Ketidaksetaraan Akses Vaksin Timbulkan Kesenjangan Imunitas

Vaksinasi Covid-19 telah dimulai di 52 negara, sedangkan di 142 negara lain belum

Ketidaksetaraan dalam akses ke vaksin Covid-19 dapat menciptakan situasi berbahaya di seluruh dunia, sehingga tidak mungkin untuk sepenuhnya mengendalikan wabah virus.
Red: Nur Aini

REPUBLIKA.CO.ID, ANKARA -- Ketidaksetaraan dalam akses ke vaksin Covid-19 dapat menciptakan situasi berbahaya di seluruh dunia, sehingga tidak mungkin untuk sepenuhnya mengendalikan wabah virus.

Baca Juga

Menurut situs Ourworldindata, 52 negara telah mulai memvaksinasi penduduknya sementara 142 negara lainnya belum memulai program vaksinasi massal. Sejauh ini, lebih dari 53,78 juta dosis vaksin Covid-19 telah diberikan di seluruh dunia.

Dari jumlah tersebut, 22,55 juta dosis telah diberikan di Asia, 17,75 juta di Amerika Utara, 13,15 juta di Eropa, 330.512 di negara-negara Amerika Tengah dan Selatan dan 7.000 di Afrika.

Amerika Serikat dan China menjadi negara yang paling banyak memberikan vaksin Covid-19 di dunia, masing-masing 16,53 juta dan 15 juta dosis.

Jumlah tersebut kemudian disusul oleh Inggris dengan 5,70 juta, Israel 3,60 juta, Uni Emirat Arab 2,16 juta, Jerman 1,30 juta, Italia 1,25 juta, Turki 1.080.000 dan Rusia dengan 1 juta dosis.

Sementara itu, di 142 negara vaksinasi sama sekali belum dimulai, termasuk 53 negara di Afrika, 47 di kawasan Asia-Pasifik, 28 di Amerika Tengah dan Selatan dan 14 di Eropa.

 

Meskipun hal itu disebabkan oleh prosedur yang tidak lengkap untuk persetujuan vaksin di beberapa negara maju seperti Australia, Selandia Baru, Jepang dan Korea Selatan, vaksinasi massal tidak dapat dimulai karena sebagian besar negara tidak mempunyai akses ke vaksin-vaksin yang ada.

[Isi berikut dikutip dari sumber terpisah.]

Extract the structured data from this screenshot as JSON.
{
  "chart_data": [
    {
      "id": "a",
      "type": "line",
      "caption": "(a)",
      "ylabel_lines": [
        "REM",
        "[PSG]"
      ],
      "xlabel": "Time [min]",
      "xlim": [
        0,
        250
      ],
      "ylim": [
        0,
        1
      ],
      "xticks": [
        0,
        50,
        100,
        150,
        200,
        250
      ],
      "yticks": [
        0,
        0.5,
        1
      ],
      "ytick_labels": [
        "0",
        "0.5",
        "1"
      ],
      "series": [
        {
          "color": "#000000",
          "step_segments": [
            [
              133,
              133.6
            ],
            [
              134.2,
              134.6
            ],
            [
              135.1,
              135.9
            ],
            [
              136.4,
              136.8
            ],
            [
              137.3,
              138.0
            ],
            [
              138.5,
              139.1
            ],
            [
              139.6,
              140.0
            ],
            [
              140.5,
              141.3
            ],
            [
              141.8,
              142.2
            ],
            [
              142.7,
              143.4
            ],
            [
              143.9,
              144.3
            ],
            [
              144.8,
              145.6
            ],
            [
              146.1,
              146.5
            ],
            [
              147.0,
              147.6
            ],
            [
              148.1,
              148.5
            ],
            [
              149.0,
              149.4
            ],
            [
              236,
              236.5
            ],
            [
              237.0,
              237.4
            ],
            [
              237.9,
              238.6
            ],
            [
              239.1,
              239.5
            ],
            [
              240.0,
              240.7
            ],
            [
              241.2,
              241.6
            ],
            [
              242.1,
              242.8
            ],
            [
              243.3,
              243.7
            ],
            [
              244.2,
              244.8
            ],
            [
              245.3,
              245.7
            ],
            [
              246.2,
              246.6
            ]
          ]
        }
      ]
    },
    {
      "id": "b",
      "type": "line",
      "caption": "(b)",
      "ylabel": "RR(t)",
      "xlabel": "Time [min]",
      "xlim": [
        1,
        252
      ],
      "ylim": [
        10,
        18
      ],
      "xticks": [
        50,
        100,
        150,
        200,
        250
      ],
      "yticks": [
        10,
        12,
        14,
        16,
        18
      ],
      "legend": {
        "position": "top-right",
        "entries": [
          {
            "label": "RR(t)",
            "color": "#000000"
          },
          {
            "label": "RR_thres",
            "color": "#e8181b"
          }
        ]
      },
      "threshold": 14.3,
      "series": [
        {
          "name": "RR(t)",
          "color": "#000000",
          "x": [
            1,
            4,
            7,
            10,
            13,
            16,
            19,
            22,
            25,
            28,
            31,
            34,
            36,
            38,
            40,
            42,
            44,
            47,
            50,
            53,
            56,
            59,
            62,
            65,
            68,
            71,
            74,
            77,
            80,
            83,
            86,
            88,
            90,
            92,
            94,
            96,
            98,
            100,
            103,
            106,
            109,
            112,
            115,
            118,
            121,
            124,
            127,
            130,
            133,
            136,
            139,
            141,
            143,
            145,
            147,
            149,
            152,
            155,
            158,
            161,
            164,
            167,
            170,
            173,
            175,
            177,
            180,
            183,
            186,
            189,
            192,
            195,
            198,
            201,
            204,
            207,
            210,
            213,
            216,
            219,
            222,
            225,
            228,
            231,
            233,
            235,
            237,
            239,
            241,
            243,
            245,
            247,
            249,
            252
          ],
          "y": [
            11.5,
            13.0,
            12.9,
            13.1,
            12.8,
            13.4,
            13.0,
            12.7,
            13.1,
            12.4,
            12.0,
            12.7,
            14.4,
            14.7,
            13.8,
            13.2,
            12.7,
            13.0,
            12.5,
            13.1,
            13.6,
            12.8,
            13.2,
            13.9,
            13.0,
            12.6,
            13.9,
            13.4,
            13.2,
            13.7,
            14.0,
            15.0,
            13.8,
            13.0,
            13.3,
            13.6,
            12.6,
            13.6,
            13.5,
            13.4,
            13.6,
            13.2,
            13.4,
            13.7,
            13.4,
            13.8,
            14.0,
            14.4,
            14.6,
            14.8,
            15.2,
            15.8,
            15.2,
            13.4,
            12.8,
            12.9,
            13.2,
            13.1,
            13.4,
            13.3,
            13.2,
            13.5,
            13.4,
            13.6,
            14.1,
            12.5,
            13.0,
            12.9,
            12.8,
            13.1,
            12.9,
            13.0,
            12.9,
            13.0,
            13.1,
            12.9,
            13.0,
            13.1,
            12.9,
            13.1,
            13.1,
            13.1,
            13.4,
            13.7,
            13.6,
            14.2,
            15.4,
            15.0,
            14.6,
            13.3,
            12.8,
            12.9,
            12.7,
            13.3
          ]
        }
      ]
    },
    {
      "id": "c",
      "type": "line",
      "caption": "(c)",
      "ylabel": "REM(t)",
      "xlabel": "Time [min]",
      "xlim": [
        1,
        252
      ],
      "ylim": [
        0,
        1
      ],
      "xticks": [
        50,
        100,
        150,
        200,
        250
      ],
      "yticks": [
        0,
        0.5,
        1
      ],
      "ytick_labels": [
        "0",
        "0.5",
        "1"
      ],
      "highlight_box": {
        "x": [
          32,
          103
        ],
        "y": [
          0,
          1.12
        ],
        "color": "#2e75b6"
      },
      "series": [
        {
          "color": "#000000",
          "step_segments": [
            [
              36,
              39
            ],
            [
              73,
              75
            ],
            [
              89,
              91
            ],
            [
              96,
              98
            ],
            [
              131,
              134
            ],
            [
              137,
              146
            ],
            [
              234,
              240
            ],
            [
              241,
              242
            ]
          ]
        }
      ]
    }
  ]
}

Pada Senin, Direktur Jenderal Organisasi Kesehatan Dunia (WHO) Tedros Adhanom Ghebreyesus menyoroti ketidaksetaraan global dalam akses ke vaksin dalam salah satu pidatonya. Sementara, 39 juta dosis telah diberikan di 49 negara berpenghasilan tinggi, hanya 25 dosis telah diberikan di negara berpenghasilan paling rendah.

"Saya harus terus terang, dunia berada di ambang kehancuran moral yang dahsyat - dan harga dari kegagalan ini akan dibayar dengan nyawa dan mata pencaharian di negara-negara termiskin di dunia," kata Ghebreyesus.

Reservasi vaksin virus Covid-19 oleh negara-negara berpenghasilan tinggi dan menengah melalui perjanjian bilateral mencegah akses global yang adil terhadap vaksin.

Misalnya, Pfizer menargetkan untuk memproduksi 1,3 miliar dosis vaksin pada akhir 2021 dan sebagian besar dari jumlah ini akan dialokasikan untuk dosis yang dijanjikan berdasarkan perjanjian bilateral.

Minimnya akses vaksin akibat kesepakatan bilateral menyebabkan kegagalan penyediaan vaksin ke fasilitas Akses Global Vaksin Covid-19 (COVAX) yang dipimpin oleh WHO untuk memastikan akses global yang adil terhadap vaksin virus korona.

Di negara-negara yang tidak memiliki akses terhadap vaksin, tidak dimungkinkan untuk memvaksinasi kelompok berisiko seperti petugas kesehatan, lansia dan pasien kronis. Hal itu dapat menyebabkan peningkatan terus menerus dalam jumlah kasus dan kematian terkait virus di negara-negara ini.

Selain itu, ketiadaan imunitas dari vaksin di banyak negara dapat membuat pandemi global tidak mungkin sepenuhnya dibendung. Hal ini dapat menimbulkan bahaya terhadap negara yang secara geografis terisolasi dan tidak dapat memberikan vaksin.

Sejak Desember 2019, pandemi telah merenggut lebih dari 2,08 juta jiwa di 191 negara dan wilayah. Lebih dari 97 juta kasus telah dilaporkan di seluruh dunia, dengan pemulihan mencapai lebih dari 53,6 juta.